The community is under administration of the small city of Barth. Saal has first been documented in a deed of the city of Barth in the year of 1255. At this time there was an already abandoned Slavic castle by the mouth of the Saal creek into the Saal “bodden”. The population around 1255 consisted of indigenous Slav, migrants from Westphalia and Denmark. The first church already existed and was completely made of wood and sanctified to the “Holy Cross”.

From today's village Tempel, at the time a commandery, knights templar arrived at Saal. The order of knights was in search to expanding Northeast, and had to take provisions securing its continuity as the Holy Land was lost.

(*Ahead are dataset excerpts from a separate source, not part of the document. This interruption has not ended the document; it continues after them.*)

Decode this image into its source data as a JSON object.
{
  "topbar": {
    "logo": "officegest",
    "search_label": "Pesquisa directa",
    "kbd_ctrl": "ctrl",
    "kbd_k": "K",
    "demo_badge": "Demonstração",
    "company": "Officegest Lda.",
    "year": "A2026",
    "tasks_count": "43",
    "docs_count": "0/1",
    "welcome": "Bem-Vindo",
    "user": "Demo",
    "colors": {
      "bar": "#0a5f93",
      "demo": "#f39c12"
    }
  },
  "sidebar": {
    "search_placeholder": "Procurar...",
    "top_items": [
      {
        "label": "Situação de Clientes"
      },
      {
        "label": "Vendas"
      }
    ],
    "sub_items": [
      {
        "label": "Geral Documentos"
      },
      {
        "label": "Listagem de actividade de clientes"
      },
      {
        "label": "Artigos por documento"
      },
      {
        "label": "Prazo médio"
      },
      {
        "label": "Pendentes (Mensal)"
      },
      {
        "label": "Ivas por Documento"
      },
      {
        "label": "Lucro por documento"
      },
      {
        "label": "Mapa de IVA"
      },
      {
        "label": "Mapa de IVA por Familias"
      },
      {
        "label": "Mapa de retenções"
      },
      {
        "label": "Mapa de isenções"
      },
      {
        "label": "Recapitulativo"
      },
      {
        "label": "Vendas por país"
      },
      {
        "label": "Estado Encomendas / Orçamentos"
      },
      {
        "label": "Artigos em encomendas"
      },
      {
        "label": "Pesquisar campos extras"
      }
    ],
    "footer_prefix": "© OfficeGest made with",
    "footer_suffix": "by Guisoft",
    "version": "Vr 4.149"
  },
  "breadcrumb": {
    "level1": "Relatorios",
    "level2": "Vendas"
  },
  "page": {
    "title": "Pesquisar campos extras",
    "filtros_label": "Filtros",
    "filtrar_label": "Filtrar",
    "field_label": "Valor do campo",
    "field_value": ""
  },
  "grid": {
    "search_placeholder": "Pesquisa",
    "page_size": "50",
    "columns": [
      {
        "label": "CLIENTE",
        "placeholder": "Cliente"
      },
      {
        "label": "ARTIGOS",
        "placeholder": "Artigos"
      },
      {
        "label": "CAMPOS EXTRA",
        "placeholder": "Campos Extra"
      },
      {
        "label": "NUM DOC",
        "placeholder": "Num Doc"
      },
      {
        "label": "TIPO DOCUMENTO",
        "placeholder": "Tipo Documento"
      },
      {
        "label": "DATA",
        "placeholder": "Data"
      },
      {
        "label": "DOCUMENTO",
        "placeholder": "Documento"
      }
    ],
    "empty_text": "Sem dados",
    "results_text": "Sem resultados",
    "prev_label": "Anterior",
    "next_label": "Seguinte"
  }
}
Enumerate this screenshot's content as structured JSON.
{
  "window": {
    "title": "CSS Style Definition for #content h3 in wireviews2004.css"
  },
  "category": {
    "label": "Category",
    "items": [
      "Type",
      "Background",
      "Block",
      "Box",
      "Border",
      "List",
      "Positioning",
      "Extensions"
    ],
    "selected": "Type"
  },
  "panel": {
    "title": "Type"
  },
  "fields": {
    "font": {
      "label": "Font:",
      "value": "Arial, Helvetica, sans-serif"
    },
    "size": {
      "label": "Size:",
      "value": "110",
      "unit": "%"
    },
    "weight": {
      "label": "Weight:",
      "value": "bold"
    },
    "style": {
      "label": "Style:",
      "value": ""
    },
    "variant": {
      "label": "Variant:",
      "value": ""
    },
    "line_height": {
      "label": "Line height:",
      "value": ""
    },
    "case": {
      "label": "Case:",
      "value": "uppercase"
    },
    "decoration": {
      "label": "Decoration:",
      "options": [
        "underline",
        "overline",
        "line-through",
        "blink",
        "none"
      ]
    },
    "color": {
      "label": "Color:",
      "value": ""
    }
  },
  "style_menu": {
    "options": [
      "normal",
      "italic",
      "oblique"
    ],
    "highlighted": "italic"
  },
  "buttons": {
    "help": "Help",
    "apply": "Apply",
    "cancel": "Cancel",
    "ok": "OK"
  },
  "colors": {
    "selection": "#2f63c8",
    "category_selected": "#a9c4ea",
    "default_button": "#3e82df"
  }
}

The order induced the erection of the church, which until this date dominates impressively the scenery and gives a different impression of Gothic architecture. Everything at this church is characterized by ‘shiftings’: windows, portals. The frayed walls are evidence of both planned or symbolic annexes and continued constructions.

The entry to the underground walkway, behind the altar, can still be seen. It is said to end somewhere by the “bodden”. Underneath the bell tower (1731) standing aside from the actual church, is a hollow space, which however, had never been explored. According to the legend a part of the templar treasure was brought here around 1300. One of the templar stole a part of the treasure and hid it in one of the column foundations. It was said to be the vanished imperial regalia of John Lackland, which he lost in unclear circumstances in 1216.

Legend:

Until 1309 the templar rebuilt the castle at the „bodden“ and used it as a port facility. Today, only the castle ramparts testify of the once great times. The Vitalian Brotherhood under Stoertebeker (.../succession order of the templar in Portugal) had used the castle until 1391 and are said to have brought the treasure under the bell tower to this place. After they were involved in a fight with the Danes on the Ribnitz Sea, they had to flee and never returned to Saal. The treasure is said to be still somewhere there. Today the templar in Saal are forgotten; only Stoertebeker is sometimes spoken about.

Suggestion:

Who ever comes to Saal, should not miss visiting an ancient stone circle, the apostle stones.